— Вы знаете, Тёмочка, у Бориса Борисовича моя сестра в услужении.

Тёма ласково, осторожно говорит:

— Он сегодня немножко заболел.

— Заболел? Чем заболел? — встрепенулась Кейзеровна.

— У него голова заболела, он не докончил урока.

— Голова? — И Кейзеровна делает большие глаза, и губы ее собираются в маленький, тесный кружок. — Ох, Тёмочка, сестре они больше тридцати рублей должны.
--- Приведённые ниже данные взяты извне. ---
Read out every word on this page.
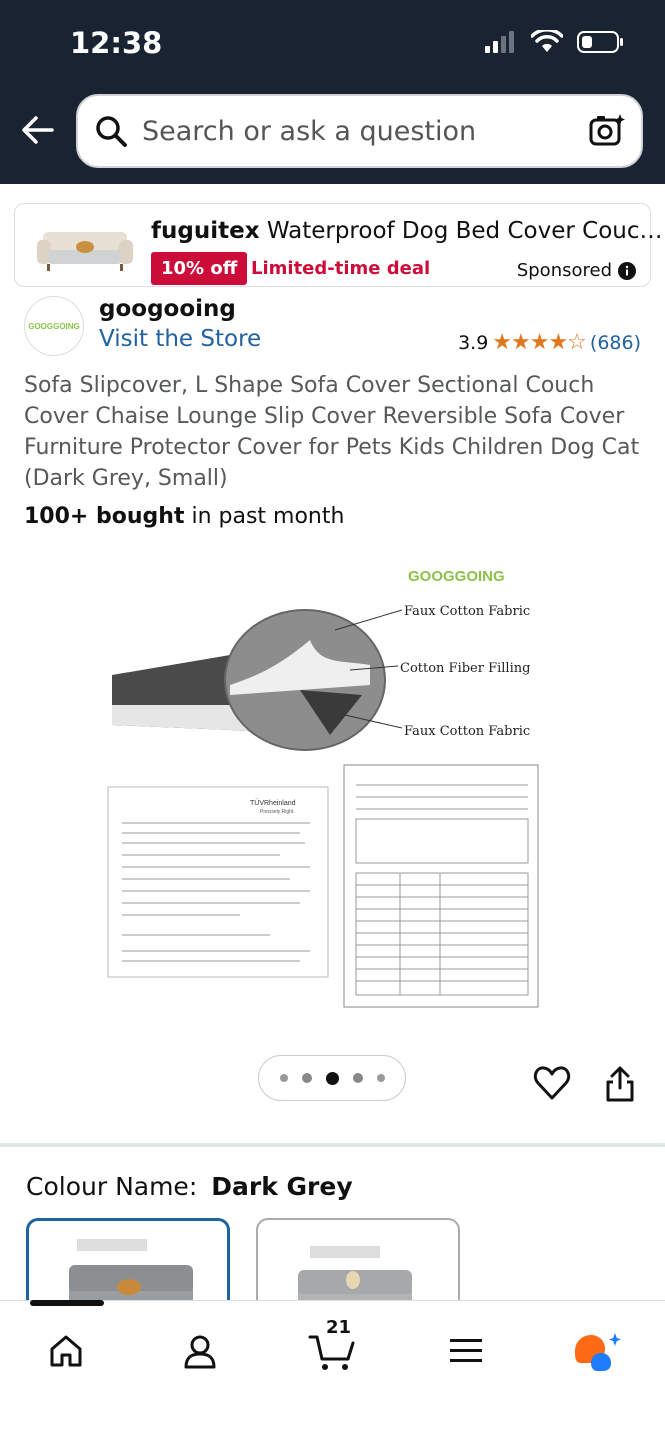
12:38
Search or ask a question
fuguitex Waterproof Dog Bed Cover Couc…
10% off Limited-time deal	Sponsored
GOOGGOING
googooing
Visit the Store	3.9 ★★★★☆ (686)
Sofa Slipcover, L Shape Sofa Cover Sectional Couch Cover Chaise Lounge Slip Cover Reversible Sofa Cover Furniture Protector Cover for Pets Kids Children Dog Cat (Dark Grey, Small)
100+ bought in past month
GOOGGOING
Faux Cotton Fabric
Cotton Fiber Filling
Faux Cotton Fabric
TÜVRheinland
Precisely Right.
Colour Name: Dark Grey
21
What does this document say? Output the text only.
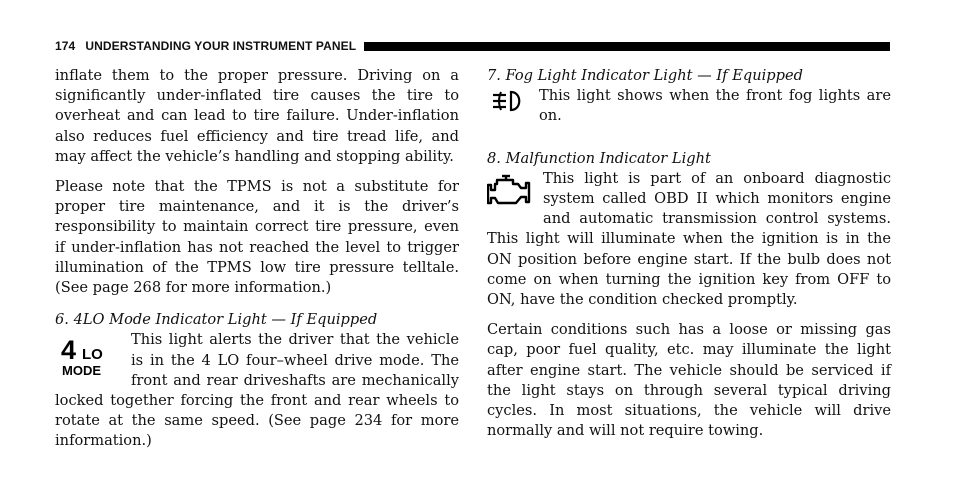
174 UNDERSTANDING YOUR INSTRUMENT PANEL

inflate them to the proper pressure. Driving on a significantly under-inflated tire causes the tire to overheat and can lead to tire failure. Under-inflation also reduces fuel efficiency and tire tread life, and may affect the vehicle’s handling and stopping ability.

Please note that the TPMS is not a substitute for proper tire maintenance, and it is the driver’s responsibility to maintain correct tire pressure, even if under-inflation has not reached the level to trigger illumination of the TPMS low tire pressure telltale. (See page 268 for more information.)

6. 4LO Mode Indicator Light — If Equipped

4 LO
MODE

This light alerts the driver that the vehicle is in the 4 LO four–wheel drive mode. The front and rear driveshafts are mechanically locked together forcing the front and rear wheels to rotate at the same speed. (See page 234 for more information.)

7. Fog Light Indicator Light — If Equipped

This light shows when the front fog lights are on.

8. Malfunction Indicator Light

This light is part of an onboard diagnostic system called OBD II which monitors engine and automatic transmission control systems. This light will illuminate when the ignition is in the ON position before engine start. If the bulb does not come on when turning the ignition key from OFF to ON, have the condition checked promptly.

Certain conditions such has a loose or missing gas cap, poor fuel quality, etc. may illuminate the light after engine start. The vehicle should be serviced if the light stays on through several typical driving cycles. In most situations, the vehicle will drive normally and will not require towing.
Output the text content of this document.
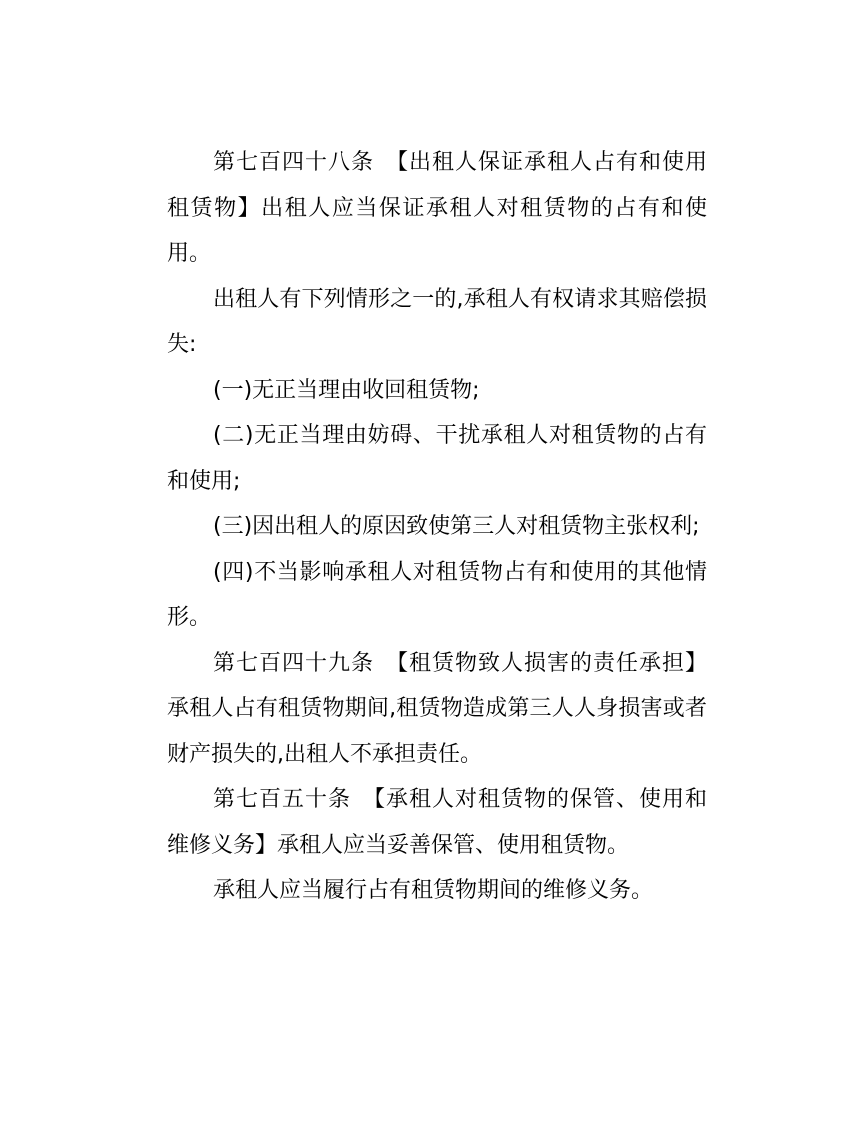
第七百四十八条　【出租人保证承租人占有和使用租赁物】出租人应当保证承租人对租赁物的占有和使用。

出租人有下列情形之一的,承租人有权请求其赔偿损失:

(一)无正当理由收回租赁物;

(二)无正当理由妨碍、干扰承租人对租赁物的占有和使用;

(三)因出租人的原因致使第三人对租赁物主张权利;

(四)不当影响承租人对租赁物占有和使用的其他情形。

第七百四十九条　【租赁物致人损害的责任承担】承租人占有租赁物期间,租赁物造成第三人人身损害或者财产损失的,出租人不承担责任。

第七百五十条　【承租人对租赁物的保管、使用和维修义务】承租人应当妥善保管、使用租赁物。

承租人应当履行占有租赁物期间的维修义务。
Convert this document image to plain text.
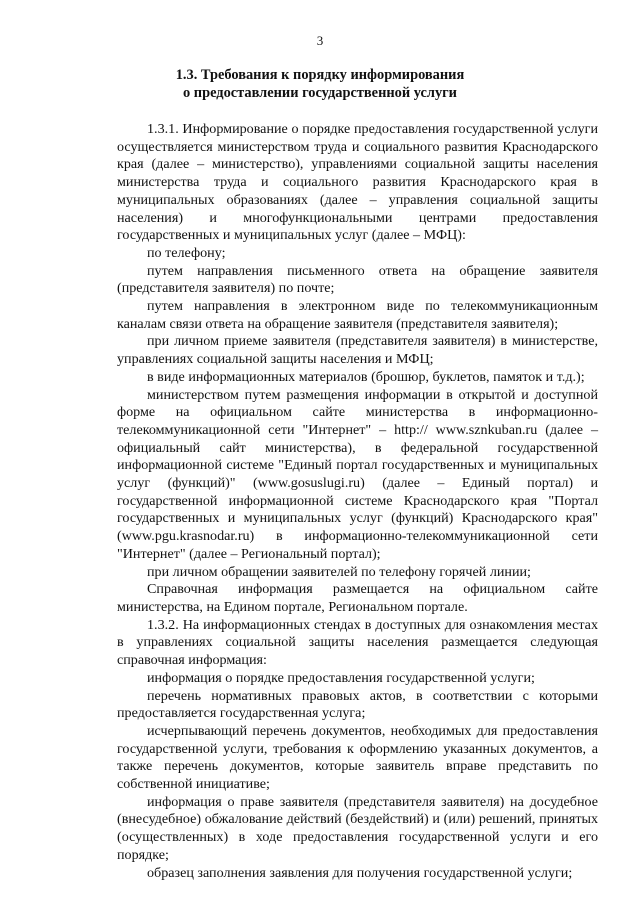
3
1.3. Требования к порядку информирования
о предоставлении государственной услуги

1.3.1. Информирование о порядке предоставления государственной услуги осуществляется министерством труда и социального развития Краснодарского края (далее – министерство), управлениями социальной защиты населения министерства труда и социального развития Краснодарского края в муниципальных образованиях (далее – управления социальной защиты населения) и многофункциональными центрами предоставления государственных и муниципальных услуг (далее – МФЦ):

по телефону;

путем направления письменного ответа на обращение заявителя (представителя заявителя) по почте;

путем направления в электронном виде по телекоммуникационным каналам связи ответа на обращение заявителя (представителя заявителя);

при личном приеме заявителя (представителя заявителя) в министерстве, управлениях социальной защиты населения и МФЦ;

в виде информационных материалов (брошюр, буклетов, памяток и т.д.);

министерством путем размещения информации в открытой и доступной форме на официальном сайте министерства в информационно-телекоммуникационной сети "Интернет" – http:// www.sznkuban.ru (далее – официальный сайт министерства), в федеральной государственной информационной системе "Единый портал государственных и муниципальных услуг (функций)" (www.gosuslugi.ru) (далее – Единый портал) и государственной информационной системе Краснодарского края "Портал государственных и муниципальных услуг (функций) Краснодарского края" (www.pgu.krasnodar.ru) в информационно-телекоммуникационной сети "Интернет" (далее – Региональный портал);

при личном обращении заявителей по телефону горячей линии;

Справочная информация размещается на официальном сайте министерства, на Едином портале, Региональном портале.

1.3.2. На информационных стендах в доступных для ознакомления местах в управлениях социальной защиты населения размещается следующая справочная информация:

информация о порядке предоставления государственной услуги;

перечень нормативных правовых актов, в соответствии с которыми предоставляется государственная услуга;

исчерпывающий перечень документов, необходимых для предоставления государственной услуги, требования к оформлению указанных документов, а также перечень документов, которые заявитель вправе представить по собственной инициативе;

информация о праве заявителя (представителя заявителя) на досудебное (внесудебное) обжалование действий (бездействий) и (или) решений, принятых (осуществленных) в ходе предоставления государственной услуги и его порядке;

образец заполнения заявления для получения государственной услуги;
Надо идтить.

Тёма слышит тревожную, тоскливую нотку в этом «идтить», и эта тревога передается и охватывает его.

В его воображении рисуется больной учитель и пять старых женщин, которых Тёма никогда не видал, но которые вдруг, как живые, встали перед ним: вот горбатая, морщинистая старуха — это тетка; вот слепая, с длинными седыми волосами — мать.

— Кейзеровна, у матери учителя бельма на глазах?

— Нет.

— Они бедные?

— Бедные, Тёмочка! Не дай бог его смерти, хуже моего им будет.

— Что ж они будут делать?

— А уж я не знаю… Старуху и тетку, может, в богадельню возьмут… пастор устроит, а жена и дочери — хоть милостыньку на улице иди просить.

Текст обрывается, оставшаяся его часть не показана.